My main inspiration was Line Wobbler by Robin Baumgarten. I saw it first at the AMAZE festival in Berlin. However, the actual game mechanics and level design are more inspired by games like oO by Rainbow Train and Circa Infinity by Kenny Sun.
RotoRing uses "pretty lights and clicky knobs" to play the game. What do you feel draws people to want to play with lights, buttons, and knobs when they see them?
Well, lights are very appealing to people. I don’t know why, but people just love to stare at fires or stars. So, controlling something like this with a custom input is very satisfying. Also, basic visual language where red light is danger, white light is the player, is very intuitive. I never spend more than 10 seconds explaining the game.

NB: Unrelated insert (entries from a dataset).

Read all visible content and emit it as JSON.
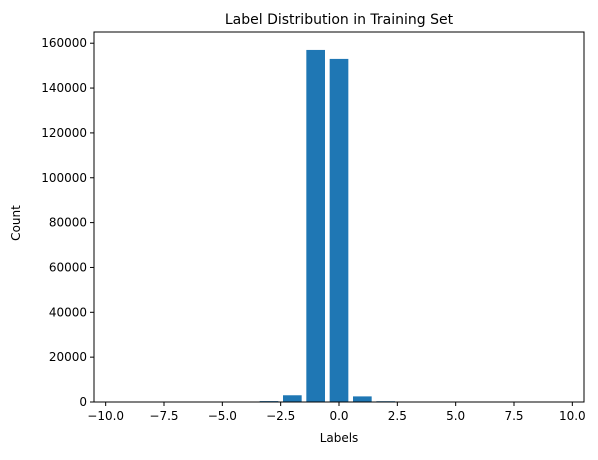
{
  "chart_data": {
    "type": "bar",
    "title": "Label Distribution in Training Set",
    "xlabel": "Labels",
    "ylabel": "Count",
    "x": [
      -10,
      -9,
      -8,
      -7,
      -6,
      -5,
      -4,
      -3,
      -2,
      -1,
      0,
      1,
      2,
      3,
      4,
      5,
      6,
      7,
      8,
      9,
      10
    ],
    "values": [
      3,
      10,
      18,
      20,
      40,
      60,
      120,
      400,
      3000,
      157000,
      153000,
      2500,
      350,
      90,
      40,
      25,
      15,
      8,
      5,
      3,
      2
    ],
    "xlim": [
      -10.5,
      10.5
    ],
    "ylim": [
      0,
      165000
    ],
    "xticks": [
      -10.0,
      -7.5,
      -5.0,
      -2.5,
      0.0,
      2.5,
      5.0,
      7.5,
      10.0
    ],
    "xtick_labels": [
      "−10.0",
      "−7.5",
      "−5.0",
      "−2.5",
      "0.0",
      "2.5",
      "5.0",
      "7.5",
      "10.0"
    ],
    "yticks": [
      0,
      20000,
      40000,
      60000,
      80000,
      100000,
      120000,
      140000,
      160000
    ],
    "ytick_labels": [
      "0",
      "20000",
      "40000",
      "60000",
      "80000",
      "100000",
      "120000",
      "140000",
      "160000"
    ],
    "bar_width": 0.8,
    "bar_color": "#1f77b4",
    "grid": false,
    "legend": "none"
  }
}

What thoughts went into creating a platformer with this kind of interface? How did it change how you would develop the game for a basic controller? How did the two develop based off of each other?
RotoRing is actually very traditional in terms of game mechanics and level design. The interface. However, is something that makes the game stand out. I believe that’s because the alternative controller here is made to give better... well…control over the game. Playing RotoRing with arrows or joysticks would feel counter-intuitive and just not fun.
What do you feel it adds to a game when it is built with a special interface?
When controls are made specifically for the game’s particular requirements, it is more friendly and unique. That’s why it might be appealing to the broader non-gamer audience, and at the same time convey the depth and challenges of traditional games.
How do you think standard interfaces and controllers will change over the next five or ten years?
I think they will become less standard. The creator's original idea of the experience will dictate the interface and controls of the game.